Enquête pour trafic d'enfants sur un célèbre site de seconde main
L'alerte initiale est partie des réseaux sociaux, où des vidéos pointant du doigt des offres particulièrement dérangeantes sur l'application de vêtements de seconde main ont rapidement enflammé la toile. Sur le réseau TikTok, plusieurs de ces séquences ont franchi la barre des 110 000 mentions "J'aime" en l'espace de quelques jours, provoquant une vague de signalements sur la plateforme gouvernementale Pharos ainsi qu'auprès de l'Arcom. Face à la viralité de cette situation et à la gravité des accusations, les autorités judiciaires ont pris le relais pour éclaircir ces soupçons.

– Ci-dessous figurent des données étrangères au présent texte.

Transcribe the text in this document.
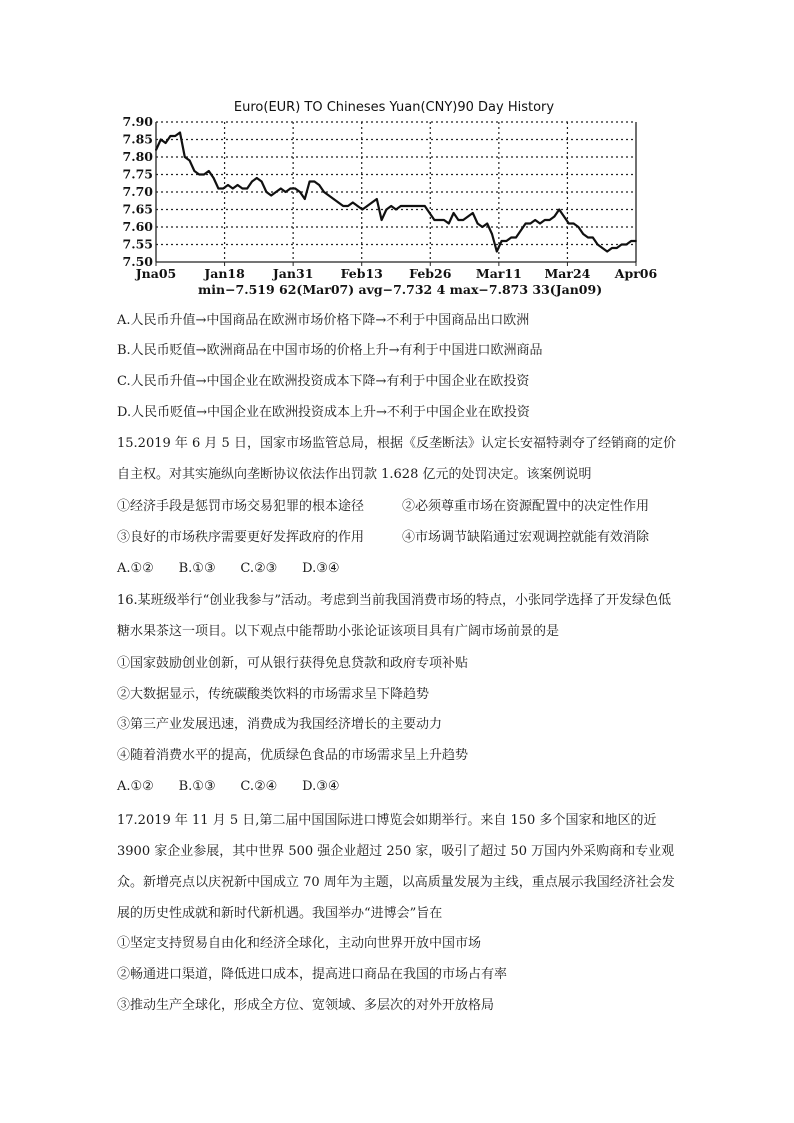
Euro(EUR) TO Chineses Yuan(CNY)90 Day History
7.90
7.85
7.80
7.75
7.70
7.65
7.60
7.55
7.50
Jna05 Jan18 Jan31 Feb13 Feb26 Mar11 Mar24 Apr06
min−7.519 62(Mar07) avg−7.732 4 max−7.873 33(Jan09)
A.人民币升值→中国商品在欧洲市场价格下降→不利于中国商品出口欧洲
B.人民币贬值→欧洲商品在中国市场的价格上升→有利于中国进口欧洲商品
C.人民币升值→中国企业在欧洲投资成本下降→有利于中国企业在欧投资
D.人民币贬值→中国企业在欧洲投资成本上升→不利于中国企业在欧投资
15.2019 年 6 月 5 日，国家市场监管总局，根据《反垄断法》认定长安福特剥夺了经销商的定价自主权。对其实施纵向垄断协议依法作出罚款 1.628 亿元的处罚决定。该案例说明
①经济手段是惩罚市场交易犯罪的根本途径	②必须尊重市场在资源配置中的决定性作用
③良好的市场秩序需要更好发挥政府的作用	④市场调节缺陷通过宏观调控就能有效消除
A.①②      B.①③      C.②③      D.③④
16.某班级举行“创业我参与”活动。考虑到当前我国消费市场的特点，小张同学选择了开发绿色低糖水果茶这一项目。以下观点中能帮助小张论证该项目具有广阔市场前景的是
①国家鼓励创业创新，可从银行获得免息贷款和政府专项补贴
②大数据显示，传统碳酸类饮料的市场需求呈下降趋势
③第三产业发展迅速，消费成为我国经济增长的主要动力
④随着消费水平的提高，优质绿色食品的市场需求呈上升趋势
A.①②      B.①③      C.②④      D.③④
17.2019 年 11 月 5 日,第二届中国国际进口博览会如期举行。来自 150 多个国家和地区的近 3900 家企业参展，其中世界 500 强企业超过 250 家，吸引了超过 50 万国内外采购商和专业观众。新增亮点以庆祝新中国成立 70 周年为主题，以高质量发展为主线，重点展示我国经济社会发展的历史性成就和新时代新机遇。我国举办“进博会”旨在
①坚定支持贸易自由化和经济全球化，主动向世界开放中国市场
②畅通进口渠道，降低进口成本，提高进口商品在我国的市场占有率
③推动生产全球化，形成全方位、宽领域、多层次的对外开放格局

La justice saisie face à des annonces glaçantes
Le parquet de Nanterre a officiellement confirmé le 26 juin 2026 l'ouverture d'une enquête préliminaire, selon les informations de l'AFP. Ces investigations, désormais entre les mains de l'Office des mineurs (Ofmin), ont pour but d'analyser la véracité de ces publications douteuses. "L’enquête doit permettre de vérifier si ces signalements correspondent à une réalité criminelle ou à une interprétation erronée de contenus en ligne", a déclaré le parquet de Nanterre.
La polémique repose sur une série d'annonces proposant des articles enfantins classiques, tels que des peluches ou des figurines, mais affichés à des tarifs disproportionnés allant de 12 000 à plus de 30 000 euros. Le journal 20 Minutes rapporte que les descriptions accompagnant ces objets ajoutent au trouble. Les textes mentionnent étrangement des âges précis, comme "7 ans" ou "13 ans", ainsi que des tailles physiques, à l'image de "1,58 m", totalement décorrélés du produit photographié.
L'élément déclencheur reste la publication d'un échange avec un vendeur qui affirmait proposer une petite fille pour 12 000 euros. Réagissant à ces révélations le 25 juin 2026, la Haute-commissaire à l'Enfance, Sarah El Haïry, a sur le réseau X des faits "glaçants" s'ils devaient être prouvés. La législation française est stricte sur ce sujet : l'article 225-4-1 du Code pénal punit la traite des êtres humains de sept années de prison et de 150 000 euros d'amende.
Entre codes criminels et enjeux de modération
Le travail des enquêteurs de l'Ofmin consiste à déterminer si ce vocabulaire atypique constitue un langage codé. Les autorités redoutent que ces annonces dissimulent un canal de communication secret destiné à des réseaux pédocriminels. Ce schéma fait écho aux rumeurs qui avaient frappé le site de vente en ligne Wayfair en 2020. Néanmoins, les échanges écrits directs entre certains vendeurs et des utilisateurs inquiets aggravent ici la suspicion.
Face à la tempête médiatique, l'entreprise lituanienne Vinted a rapidement réagi. Dans un communiqué officiel diffusé le 24 juin 2026, la plateforme assure avoir mené une investigation interne sans découvrir "aucun élément permettant de relier les annonces à des activités de trafic d'enfants." La société privilégie la piste des canulars de mauvais goût, d'erreurs typographiques ou de la vente de pièces de collection rarissimes pour justifier ces prix astronomiques.